Harold Budd is an American avant-garde, experimental, and ambient composer who had his first release in 1978 (which, my dear reader, was most likely before you were even born). He is most notably known for his works produced by and with Brian Eno, especially the album titled Ambient 2: The Plateaux Of Mirror (Polydor, 1980), but Budd always felt being “kidnapped” into the ambient category applied for the use of his sustained and atmospheric piano playing, a technique he termed “soft pedal”. Nevertheless, at a young and ripe age of 77, Budd continues to compose and record music, with most recent releases appearing on the San Diego based Darla Records. And for that, we’re thankful!
On the eleven sequentially titled pieces, Jane 1-11, we find minimal compositions of cozy, hushed and serene keys, droning pads, and sparse droplets of sound. The music flows, swells and ebbs through the plateaus and valleys of silence. The plucked strings, struck marimbas and various synthetic instruments often wonder around the main theme, which is less aimless and more contemplating in nature. There is plenty of reverb, but it is administered with care, like a thin layer of ointment on a slow healing wound. The rest is explored through ongoing resonance, harmony and meticulous stereo field placement. And although he seems to reject the prescribed categorization of styles, with most pieces [especially the gorgeous Jane 8], Budd seems to define what was once proclaimed by the ambient movement itself: music that is as ignorable as it is interesting.

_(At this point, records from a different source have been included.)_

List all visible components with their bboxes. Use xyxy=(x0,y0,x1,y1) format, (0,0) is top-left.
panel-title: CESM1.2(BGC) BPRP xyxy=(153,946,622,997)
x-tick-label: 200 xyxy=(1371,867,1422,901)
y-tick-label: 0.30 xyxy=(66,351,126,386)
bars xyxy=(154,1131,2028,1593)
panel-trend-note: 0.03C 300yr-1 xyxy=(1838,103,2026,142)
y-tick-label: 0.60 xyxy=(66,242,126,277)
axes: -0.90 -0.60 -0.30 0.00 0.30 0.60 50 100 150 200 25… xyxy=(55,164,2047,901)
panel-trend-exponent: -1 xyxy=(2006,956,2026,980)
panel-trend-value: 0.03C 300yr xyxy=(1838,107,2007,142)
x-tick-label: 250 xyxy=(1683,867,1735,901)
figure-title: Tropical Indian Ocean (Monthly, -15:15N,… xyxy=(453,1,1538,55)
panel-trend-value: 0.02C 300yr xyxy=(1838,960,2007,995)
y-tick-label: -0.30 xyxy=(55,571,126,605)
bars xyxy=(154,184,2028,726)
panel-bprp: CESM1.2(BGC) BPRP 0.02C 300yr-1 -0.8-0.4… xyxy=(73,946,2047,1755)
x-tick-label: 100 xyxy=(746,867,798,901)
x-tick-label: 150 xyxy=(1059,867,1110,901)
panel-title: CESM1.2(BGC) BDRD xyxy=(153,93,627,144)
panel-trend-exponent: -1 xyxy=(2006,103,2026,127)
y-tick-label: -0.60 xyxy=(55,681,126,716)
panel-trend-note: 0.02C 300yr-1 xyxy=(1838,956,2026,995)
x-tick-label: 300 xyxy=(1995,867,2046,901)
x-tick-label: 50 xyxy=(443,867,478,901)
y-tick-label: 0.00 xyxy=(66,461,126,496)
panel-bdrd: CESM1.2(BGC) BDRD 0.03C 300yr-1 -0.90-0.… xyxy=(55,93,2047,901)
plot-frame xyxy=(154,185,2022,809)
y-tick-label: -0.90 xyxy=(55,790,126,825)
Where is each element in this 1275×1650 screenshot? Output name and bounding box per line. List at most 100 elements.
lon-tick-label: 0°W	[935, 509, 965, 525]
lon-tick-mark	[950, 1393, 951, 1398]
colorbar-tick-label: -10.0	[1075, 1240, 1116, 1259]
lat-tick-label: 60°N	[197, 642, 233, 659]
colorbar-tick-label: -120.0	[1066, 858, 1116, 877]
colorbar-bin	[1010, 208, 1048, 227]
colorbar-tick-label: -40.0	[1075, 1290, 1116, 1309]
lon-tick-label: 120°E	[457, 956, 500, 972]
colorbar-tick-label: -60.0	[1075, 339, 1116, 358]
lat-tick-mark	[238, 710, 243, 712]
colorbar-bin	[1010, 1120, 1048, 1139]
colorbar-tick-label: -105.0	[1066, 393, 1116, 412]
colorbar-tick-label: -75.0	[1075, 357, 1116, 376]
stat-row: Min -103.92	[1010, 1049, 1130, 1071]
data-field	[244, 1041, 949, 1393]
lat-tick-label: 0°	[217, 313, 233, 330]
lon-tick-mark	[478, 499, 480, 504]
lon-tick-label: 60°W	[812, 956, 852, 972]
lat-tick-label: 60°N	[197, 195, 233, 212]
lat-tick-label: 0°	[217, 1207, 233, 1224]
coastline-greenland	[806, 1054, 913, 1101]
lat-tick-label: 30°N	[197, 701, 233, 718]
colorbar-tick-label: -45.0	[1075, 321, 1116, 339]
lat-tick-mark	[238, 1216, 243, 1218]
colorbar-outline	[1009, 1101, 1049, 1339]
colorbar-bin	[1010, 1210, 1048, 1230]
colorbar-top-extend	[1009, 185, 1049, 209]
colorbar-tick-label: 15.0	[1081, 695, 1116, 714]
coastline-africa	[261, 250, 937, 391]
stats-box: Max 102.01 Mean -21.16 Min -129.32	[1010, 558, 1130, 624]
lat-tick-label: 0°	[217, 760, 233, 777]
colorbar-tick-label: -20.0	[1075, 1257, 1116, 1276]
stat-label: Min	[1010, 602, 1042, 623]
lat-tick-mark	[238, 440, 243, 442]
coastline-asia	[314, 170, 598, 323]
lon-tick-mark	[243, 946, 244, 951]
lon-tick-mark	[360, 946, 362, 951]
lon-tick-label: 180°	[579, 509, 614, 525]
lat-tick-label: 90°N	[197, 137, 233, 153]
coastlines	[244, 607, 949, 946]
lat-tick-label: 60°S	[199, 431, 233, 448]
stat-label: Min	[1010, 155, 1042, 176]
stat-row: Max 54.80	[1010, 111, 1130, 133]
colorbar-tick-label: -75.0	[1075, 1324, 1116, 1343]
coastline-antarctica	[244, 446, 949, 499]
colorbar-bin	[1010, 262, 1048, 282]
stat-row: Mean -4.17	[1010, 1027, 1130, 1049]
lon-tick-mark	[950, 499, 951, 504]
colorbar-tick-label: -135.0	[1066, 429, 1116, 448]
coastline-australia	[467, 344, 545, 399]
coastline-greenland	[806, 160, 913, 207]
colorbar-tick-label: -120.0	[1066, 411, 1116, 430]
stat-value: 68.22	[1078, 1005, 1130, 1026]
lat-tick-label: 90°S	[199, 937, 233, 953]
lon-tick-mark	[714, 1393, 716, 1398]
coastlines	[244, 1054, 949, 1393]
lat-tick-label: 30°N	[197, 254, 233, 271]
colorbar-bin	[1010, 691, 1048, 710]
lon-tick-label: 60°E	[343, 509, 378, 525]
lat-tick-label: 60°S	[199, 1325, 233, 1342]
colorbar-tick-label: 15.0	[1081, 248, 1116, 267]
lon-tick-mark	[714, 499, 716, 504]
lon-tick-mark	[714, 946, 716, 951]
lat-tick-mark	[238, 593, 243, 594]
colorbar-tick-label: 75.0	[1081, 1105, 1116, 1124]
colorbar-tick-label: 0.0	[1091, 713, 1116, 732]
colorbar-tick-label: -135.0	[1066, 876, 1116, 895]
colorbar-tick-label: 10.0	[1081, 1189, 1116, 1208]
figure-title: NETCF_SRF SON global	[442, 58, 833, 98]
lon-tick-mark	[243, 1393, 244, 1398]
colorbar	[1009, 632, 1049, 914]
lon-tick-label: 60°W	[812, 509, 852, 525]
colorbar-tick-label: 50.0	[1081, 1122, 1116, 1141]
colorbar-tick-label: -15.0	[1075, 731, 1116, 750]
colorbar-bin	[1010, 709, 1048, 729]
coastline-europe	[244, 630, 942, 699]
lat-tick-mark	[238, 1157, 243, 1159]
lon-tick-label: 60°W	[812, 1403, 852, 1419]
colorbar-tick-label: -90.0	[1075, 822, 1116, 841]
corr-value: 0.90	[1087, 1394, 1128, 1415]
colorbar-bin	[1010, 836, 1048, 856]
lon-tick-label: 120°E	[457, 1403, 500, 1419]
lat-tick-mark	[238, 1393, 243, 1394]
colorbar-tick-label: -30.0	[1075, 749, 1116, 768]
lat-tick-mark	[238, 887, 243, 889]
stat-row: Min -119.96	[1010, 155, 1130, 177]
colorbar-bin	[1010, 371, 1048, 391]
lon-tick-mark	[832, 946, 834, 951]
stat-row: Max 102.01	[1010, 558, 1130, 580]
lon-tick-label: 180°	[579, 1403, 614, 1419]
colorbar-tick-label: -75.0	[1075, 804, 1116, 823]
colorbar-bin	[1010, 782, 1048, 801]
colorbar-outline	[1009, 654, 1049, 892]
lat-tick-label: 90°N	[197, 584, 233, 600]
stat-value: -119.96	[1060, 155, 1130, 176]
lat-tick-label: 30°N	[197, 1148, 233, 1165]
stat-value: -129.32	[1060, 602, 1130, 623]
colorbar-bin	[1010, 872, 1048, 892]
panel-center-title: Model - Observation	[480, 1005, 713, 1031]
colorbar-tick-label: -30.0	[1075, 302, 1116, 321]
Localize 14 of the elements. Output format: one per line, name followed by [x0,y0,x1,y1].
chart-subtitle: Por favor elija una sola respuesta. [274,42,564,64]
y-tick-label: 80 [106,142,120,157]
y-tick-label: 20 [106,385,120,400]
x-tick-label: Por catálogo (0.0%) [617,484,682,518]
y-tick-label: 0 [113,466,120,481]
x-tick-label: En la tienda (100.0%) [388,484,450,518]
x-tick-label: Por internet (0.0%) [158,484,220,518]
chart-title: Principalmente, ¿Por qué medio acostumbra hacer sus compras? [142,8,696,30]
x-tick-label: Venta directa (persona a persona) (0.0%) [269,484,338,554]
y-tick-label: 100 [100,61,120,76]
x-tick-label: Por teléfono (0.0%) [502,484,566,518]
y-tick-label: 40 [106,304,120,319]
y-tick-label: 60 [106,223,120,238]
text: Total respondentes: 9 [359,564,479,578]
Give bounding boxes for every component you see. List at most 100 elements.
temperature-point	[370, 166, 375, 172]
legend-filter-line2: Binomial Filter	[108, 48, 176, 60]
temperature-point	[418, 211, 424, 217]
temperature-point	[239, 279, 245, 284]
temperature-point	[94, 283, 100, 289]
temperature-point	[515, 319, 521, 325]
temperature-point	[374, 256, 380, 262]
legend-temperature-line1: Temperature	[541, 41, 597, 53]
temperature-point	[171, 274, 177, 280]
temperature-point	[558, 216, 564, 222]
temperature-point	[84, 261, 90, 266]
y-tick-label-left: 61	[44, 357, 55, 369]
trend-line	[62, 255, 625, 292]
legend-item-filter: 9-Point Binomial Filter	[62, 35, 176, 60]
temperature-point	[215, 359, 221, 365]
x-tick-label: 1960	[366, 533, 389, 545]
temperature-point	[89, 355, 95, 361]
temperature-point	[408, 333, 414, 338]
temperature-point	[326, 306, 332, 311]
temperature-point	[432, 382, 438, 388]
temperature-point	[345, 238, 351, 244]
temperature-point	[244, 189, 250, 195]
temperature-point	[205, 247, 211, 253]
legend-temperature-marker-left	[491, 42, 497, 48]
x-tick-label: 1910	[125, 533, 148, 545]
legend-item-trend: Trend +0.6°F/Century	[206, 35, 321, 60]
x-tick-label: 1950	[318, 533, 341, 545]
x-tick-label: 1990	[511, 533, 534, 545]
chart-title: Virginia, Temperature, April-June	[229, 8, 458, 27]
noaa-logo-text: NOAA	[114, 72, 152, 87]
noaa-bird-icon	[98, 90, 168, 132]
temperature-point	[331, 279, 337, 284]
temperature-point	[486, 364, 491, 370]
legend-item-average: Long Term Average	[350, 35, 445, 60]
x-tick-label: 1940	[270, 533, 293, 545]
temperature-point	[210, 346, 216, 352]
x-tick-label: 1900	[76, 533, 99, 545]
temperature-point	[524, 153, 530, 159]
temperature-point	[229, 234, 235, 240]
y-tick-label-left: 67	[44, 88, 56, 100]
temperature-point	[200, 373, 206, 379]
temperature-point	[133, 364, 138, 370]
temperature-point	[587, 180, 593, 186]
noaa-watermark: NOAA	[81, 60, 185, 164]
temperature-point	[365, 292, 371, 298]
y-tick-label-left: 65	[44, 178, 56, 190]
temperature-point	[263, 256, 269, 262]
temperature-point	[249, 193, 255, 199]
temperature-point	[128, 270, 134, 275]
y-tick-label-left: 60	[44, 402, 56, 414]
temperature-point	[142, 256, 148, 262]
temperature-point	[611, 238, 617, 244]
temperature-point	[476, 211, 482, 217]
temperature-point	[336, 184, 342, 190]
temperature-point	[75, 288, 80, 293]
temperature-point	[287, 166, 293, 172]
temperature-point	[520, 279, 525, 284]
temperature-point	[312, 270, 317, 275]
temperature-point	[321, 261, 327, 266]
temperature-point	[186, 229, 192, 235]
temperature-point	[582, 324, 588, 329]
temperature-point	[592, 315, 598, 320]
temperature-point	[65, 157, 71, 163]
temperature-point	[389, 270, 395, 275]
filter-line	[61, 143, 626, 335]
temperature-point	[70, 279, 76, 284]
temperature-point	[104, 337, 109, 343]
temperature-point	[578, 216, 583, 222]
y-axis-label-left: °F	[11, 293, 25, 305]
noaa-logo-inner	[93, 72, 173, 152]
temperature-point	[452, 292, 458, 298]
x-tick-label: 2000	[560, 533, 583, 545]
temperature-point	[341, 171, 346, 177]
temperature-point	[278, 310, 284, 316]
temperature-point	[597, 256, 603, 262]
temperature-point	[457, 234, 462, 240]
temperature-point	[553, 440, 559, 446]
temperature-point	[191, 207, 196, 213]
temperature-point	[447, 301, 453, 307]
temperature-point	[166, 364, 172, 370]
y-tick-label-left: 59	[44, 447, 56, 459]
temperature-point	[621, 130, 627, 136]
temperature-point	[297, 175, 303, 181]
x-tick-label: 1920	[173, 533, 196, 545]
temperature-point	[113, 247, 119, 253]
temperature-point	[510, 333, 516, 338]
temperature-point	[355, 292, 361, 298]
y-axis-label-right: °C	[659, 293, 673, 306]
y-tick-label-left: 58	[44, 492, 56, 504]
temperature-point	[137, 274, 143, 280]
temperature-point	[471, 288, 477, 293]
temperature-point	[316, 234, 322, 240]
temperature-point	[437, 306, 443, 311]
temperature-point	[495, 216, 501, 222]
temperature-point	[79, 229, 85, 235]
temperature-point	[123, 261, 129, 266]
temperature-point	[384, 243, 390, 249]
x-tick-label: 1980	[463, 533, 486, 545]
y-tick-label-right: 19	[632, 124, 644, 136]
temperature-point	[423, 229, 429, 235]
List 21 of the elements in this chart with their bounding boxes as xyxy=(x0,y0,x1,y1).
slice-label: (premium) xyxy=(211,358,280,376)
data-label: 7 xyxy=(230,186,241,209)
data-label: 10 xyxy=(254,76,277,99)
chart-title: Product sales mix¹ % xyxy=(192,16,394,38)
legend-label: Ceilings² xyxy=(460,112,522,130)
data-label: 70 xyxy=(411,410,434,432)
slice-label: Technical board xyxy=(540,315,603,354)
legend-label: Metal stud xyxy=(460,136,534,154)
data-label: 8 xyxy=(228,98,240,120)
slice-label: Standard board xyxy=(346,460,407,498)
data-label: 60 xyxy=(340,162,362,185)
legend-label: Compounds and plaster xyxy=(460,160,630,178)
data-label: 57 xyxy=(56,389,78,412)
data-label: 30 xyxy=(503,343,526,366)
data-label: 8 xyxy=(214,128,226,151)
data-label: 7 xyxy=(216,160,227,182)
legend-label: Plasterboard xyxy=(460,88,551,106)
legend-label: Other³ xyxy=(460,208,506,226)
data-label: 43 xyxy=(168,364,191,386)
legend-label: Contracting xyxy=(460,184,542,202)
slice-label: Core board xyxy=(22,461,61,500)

“It’s simple. I broke out and broke back to my earlier days: A triangle of risk, improvisation and joy — as I say, very simple. My rules to myself were: No plan, no notes, no ideas, no microphones; except for Jane 1 I stuck to it. My other rule — the most important one — was: At least one piece per day, finished, mixed and not to be revisited again. Jane 7, 8, 9 were done in one day… Brad Ellis was my guide through this: An untiring day, ready to go again… To quote a letter to me from Mark Tobey: … “It fell off the edge of my brush.”” – Harold Budd
Since some pieces were written in just one day, do not be discouraged by the presumed haste and dismissal. After all, this is an output of a very seasoned musician we are talking about here. Hear the ease with which he paints the pallette of emotion we all strive to perfect. In the case of somewhat mysterious album title, I point you to Jane Maru, an artist who not only provided the cover art for the album, but also, most likely, the much-needed muse. Be sure to also pick up Budd’s collaboration with Eraldo Bernocchi and Robin Guthrie, titled Winter Garden (RareNoise, 2011) as well as In The Mist (Darla, 2011) and Bandits Of Stature (Darla, 2012).